Methods and materials
As the VRL program expanded at the author's single site, a larger pool of observers came in. The expanded pool of observers
included 20–30 scientists. In addition, equipment washers and supervisory personnel were trained in VRLs and visual inspection
of clean equipment. Data from the additional VRLs were compared with the original work. The data set was also analyzed for
API, excipient, and formulation correlations.
The multisite study consisted of the company's three international sites: West Point in the United States, Montréal in Canada,
and Hoddesdon in England. Each site determined VRL for the same five APIs. Visual determinations were based on two grades
of stainless-steel coupons from a common source: milled or 316-finish stainless steel (the grade of material on most manufacturing
equipment) and mirror-finish stainless steel. The experimental conditions, as defined previously, were the same as those used
for the pilot plant: a distance of 18 in., a viewing angle of 30°, and a light intensity level of >200 lux.

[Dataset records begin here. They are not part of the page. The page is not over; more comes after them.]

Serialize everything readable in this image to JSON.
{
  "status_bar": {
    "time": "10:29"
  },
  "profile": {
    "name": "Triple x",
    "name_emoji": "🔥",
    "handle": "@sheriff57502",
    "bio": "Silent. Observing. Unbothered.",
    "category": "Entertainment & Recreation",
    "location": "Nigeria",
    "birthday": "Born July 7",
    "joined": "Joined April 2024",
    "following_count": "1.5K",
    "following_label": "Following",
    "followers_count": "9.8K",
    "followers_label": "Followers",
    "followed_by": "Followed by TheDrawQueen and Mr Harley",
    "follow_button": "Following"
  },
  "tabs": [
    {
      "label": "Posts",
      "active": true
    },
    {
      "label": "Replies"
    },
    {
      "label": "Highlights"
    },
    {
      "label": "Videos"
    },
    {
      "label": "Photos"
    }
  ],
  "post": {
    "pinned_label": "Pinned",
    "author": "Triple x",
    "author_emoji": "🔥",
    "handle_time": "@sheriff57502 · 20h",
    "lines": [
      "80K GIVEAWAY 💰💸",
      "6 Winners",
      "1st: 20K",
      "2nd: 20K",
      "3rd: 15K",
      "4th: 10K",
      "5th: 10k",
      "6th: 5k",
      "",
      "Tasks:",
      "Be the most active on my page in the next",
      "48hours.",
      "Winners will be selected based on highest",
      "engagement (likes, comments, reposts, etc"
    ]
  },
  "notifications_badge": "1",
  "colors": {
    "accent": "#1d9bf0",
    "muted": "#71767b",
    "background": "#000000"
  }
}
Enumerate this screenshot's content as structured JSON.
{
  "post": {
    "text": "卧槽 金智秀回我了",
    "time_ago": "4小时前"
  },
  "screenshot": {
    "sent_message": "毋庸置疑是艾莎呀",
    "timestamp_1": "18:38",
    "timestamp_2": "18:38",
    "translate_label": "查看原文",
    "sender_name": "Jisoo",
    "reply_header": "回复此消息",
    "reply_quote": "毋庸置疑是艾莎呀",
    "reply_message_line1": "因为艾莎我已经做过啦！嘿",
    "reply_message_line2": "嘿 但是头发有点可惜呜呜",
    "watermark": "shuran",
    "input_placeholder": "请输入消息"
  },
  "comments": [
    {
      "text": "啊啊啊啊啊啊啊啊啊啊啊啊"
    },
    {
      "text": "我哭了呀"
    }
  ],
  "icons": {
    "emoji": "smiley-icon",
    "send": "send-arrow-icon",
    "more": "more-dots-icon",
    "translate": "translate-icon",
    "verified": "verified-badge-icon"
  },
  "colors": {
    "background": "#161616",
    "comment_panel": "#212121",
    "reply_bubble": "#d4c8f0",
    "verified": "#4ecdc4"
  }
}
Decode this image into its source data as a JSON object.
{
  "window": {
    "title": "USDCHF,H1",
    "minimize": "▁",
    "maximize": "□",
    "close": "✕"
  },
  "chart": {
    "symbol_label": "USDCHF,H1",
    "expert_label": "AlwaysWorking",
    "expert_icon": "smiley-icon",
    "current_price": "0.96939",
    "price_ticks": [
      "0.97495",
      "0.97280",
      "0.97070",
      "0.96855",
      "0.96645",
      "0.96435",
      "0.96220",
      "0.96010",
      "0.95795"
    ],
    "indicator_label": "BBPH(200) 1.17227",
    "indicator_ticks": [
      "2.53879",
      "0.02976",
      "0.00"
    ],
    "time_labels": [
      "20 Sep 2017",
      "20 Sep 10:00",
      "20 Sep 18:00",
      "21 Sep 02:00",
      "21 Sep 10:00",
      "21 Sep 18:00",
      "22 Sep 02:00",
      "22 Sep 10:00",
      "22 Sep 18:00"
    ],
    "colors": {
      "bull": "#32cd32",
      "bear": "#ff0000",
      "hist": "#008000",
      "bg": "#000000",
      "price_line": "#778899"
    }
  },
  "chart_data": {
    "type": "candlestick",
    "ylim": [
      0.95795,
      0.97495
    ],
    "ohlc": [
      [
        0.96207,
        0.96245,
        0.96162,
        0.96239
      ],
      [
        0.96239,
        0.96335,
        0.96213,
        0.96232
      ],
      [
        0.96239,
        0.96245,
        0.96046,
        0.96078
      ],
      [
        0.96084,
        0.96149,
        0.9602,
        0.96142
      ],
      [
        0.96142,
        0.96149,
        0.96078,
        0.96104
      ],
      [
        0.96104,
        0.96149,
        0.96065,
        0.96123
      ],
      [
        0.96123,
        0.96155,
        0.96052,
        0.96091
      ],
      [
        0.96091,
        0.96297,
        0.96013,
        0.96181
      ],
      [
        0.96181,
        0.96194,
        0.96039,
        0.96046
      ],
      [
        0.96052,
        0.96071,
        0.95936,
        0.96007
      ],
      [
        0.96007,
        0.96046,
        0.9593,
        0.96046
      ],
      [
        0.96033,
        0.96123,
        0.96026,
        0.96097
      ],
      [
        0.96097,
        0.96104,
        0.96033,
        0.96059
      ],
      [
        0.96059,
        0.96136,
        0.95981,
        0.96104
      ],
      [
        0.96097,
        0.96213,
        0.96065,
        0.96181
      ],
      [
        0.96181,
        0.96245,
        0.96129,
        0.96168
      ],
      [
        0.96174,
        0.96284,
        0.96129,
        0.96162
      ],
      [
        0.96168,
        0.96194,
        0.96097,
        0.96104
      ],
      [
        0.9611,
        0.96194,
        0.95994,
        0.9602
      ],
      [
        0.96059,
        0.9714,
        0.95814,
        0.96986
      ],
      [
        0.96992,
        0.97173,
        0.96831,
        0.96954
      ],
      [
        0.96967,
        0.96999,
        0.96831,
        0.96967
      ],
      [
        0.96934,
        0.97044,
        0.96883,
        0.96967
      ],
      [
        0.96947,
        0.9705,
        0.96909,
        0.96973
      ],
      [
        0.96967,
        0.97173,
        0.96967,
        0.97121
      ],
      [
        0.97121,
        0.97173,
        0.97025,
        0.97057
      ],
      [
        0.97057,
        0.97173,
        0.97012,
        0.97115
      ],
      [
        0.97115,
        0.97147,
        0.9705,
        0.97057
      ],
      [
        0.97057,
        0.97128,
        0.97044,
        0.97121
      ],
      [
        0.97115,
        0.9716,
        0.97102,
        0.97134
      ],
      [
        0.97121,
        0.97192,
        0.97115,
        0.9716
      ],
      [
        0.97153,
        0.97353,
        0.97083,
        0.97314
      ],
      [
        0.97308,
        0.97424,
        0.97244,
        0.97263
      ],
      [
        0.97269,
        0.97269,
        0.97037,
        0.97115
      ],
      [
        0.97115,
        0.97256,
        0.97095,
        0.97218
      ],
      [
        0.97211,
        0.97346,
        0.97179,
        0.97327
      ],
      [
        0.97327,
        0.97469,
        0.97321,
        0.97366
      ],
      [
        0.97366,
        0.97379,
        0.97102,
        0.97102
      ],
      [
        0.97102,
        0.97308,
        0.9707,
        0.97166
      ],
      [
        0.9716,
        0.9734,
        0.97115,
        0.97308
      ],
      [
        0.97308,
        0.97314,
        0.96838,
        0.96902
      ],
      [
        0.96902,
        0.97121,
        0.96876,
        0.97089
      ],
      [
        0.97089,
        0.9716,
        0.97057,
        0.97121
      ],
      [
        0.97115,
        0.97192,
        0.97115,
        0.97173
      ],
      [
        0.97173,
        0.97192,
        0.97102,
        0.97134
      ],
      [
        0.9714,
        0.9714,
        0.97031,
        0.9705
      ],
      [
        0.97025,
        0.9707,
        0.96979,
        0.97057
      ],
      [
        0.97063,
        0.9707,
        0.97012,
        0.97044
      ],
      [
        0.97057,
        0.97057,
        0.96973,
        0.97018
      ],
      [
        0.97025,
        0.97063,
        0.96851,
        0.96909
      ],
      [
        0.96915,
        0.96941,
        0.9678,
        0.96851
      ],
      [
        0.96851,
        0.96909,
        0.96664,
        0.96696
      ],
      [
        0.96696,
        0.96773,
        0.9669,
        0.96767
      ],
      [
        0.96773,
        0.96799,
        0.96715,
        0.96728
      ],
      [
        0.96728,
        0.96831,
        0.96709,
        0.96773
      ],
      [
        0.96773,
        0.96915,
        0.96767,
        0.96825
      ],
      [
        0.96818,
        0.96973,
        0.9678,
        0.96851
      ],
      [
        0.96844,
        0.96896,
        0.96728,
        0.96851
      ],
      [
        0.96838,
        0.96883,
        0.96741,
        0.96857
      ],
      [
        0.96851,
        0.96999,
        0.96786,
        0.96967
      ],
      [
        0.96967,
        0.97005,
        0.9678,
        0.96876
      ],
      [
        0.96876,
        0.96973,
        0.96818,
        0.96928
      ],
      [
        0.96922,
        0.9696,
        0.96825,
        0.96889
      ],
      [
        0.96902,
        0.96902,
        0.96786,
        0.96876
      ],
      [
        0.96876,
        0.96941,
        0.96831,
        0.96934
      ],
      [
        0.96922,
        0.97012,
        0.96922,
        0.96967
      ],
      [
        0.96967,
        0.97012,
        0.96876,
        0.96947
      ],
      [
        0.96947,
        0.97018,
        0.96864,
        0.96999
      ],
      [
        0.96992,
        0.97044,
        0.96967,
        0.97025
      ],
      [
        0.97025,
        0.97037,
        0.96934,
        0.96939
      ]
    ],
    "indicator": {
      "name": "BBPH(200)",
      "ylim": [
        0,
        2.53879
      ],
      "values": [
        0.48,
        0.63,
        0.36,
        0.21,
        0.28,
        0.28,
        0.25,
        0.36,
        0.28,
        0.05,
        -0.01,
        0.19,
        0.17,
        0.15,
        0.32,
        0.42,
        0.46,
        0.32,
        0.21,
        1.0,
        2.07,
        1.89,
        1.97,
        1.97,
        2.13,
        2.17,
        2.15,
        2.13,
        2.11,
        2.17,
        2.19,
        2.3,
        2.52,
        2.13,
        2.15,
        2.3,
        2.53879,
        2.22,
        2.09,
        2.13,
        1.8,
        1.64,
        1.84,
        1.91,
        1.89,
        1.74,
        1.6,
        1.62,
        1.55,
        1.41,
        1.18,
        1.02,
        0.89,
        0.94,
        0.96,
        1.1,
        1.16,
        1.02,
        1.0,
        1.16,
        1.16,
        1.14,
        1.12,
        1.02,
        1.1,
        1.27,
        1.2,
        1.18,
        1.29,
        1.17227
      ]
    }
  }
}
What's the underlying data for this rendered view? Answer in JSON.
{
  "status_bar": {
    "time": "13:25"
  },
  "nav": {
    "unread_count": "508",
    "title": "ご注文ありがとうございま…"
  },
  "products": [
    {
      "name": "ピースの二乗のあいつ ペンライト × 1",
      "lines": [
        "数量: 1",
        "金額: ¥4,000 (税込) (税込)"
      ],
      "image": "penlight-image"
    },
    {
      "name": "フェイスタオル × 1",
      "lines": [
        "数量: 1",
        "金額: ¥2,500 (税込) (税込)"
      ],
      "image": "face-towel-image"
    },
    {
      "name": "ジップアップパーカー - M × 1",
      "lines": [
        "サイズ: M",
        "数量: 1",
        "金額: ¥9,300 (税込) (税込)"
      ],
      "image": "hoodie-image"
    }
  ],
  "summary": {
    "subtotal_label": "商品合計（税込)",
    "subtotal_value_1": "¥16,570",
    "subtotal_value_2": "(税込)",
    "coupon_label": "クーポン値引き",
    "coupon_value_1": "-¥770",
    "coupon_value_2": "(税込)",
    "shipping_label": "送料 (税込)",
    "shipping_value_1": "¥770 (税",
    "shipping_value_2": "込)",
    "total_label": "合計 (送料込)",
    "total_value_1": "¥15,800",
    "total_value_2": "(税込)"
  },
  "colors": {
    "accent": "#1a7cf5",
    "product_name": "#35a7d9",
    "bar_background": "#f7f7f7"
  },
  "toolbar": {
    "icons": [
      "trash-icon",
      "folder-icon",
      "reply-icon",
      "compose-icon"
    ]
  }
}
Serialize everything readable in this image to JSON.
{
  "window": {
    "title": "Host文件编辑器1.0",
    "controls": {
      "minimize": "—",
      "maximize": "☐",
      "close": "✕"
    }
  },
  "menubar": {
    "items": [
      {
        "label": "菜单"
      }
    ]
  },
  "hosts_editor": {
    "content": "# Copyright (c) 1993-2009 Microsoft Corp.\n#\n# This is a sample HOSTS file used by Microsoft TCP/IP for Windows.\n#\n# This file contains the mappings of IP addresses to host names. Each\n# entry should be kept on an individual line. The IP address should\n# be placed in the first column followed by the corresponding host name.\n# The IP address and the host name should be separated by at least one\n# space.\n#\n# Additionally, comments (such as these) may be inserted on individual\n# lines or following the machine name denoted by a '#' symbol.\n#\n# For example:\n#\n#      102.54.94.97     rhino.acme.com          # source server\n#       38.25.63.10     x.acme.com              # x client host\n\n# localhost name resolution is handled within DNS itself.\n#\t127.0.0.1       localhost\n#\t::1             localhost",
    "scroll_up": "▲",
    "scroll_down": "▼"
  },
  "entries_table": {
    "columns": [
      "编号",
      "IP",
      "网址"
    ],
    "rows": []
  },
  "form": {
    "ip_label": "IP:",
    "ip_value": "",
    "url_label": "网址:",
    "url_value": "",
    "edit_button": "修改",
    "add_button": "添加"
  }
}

Personnel at each site weighed approximately 20 mg of the respective test material and placed it into a 25-mL volumetric flask.
They dispersed the material using a newly opened bottle of high-performance liquid chromatography (HPLC) grade methanol, added
the methanol to completely dissolve or disperse the material, and brought the flask to volume. The resulting sample concentration
was approximately 800 μg/mL.
After verifying that the coupons were visually clean before use, personnel cleaned the coupons with methylene chloride, chloroform,
or methanol to remove any residue from the coupon that might interfere with the residue-spotting process or visual observations.
Spot residues were prepared according to conditions listed in Table I. The range of spots was targeted to span between ARL
at 4 μg/cm2 to below VRL and intended to cover approximately 25 cm2. The target spot size was a 5-cm diameter circle, or 20 cm2. The consistency of spotting areas was important to the eventual spot concentration and, therefore, personell made every
attempt to keep residue spots consistently close to the intended size. Residues were arranged in order of descending concentration
for consistency among sites and spotted by pipetting 100 μL of the appropriate sample onto the stainless-steel coupon. The
residue was then dried and the area of each residue spot was determined.
Table I: Residue target concentrations.
If prepared correctly, each of the residue spots generally approximated a circle. The area was calculated by measuring the
circle's diameter. If the spot resembled more of an oval, two diameter measurements provided the area. The amount of residue
was divided by the spot area to find the concentration of residue.
The coupons were placed on a flat background and the ambient light level was measured to verify accuracy. The identity and
concentration of each spot was unknown to the observers. The coupons were oriented so that each spot could be observed from
the same distance and angle, and the ability of each observer to see each of the residue spots was recorded.
The highest standard spot for APIs was 100 μL of an 800-μg/mL solution or suspension in methanol. This resulted in a circular
residue with an approximate diameter of 5 cm, which was approximately the size of the swab area (25 cm2). Various decreasing concentrations with the same volume resulted in VRL when the residue was no longer visible to all observers.
If the lowest spotted residue was visible to the observers, then the VRL was reported as "less than" the lowest spotted residue
concentration. For VRLs with the "less than" designation, the lowest tested residue was sufficiently lower than the ARL as
to not pose a significant risk of cleaning failure.
To address the phenomenon of residue appearance, various volumes of the same concentration solution near to VRL were spotted
to complement existing data and to determine if there was an effect on the appearance of residue and subsequent VRL determination.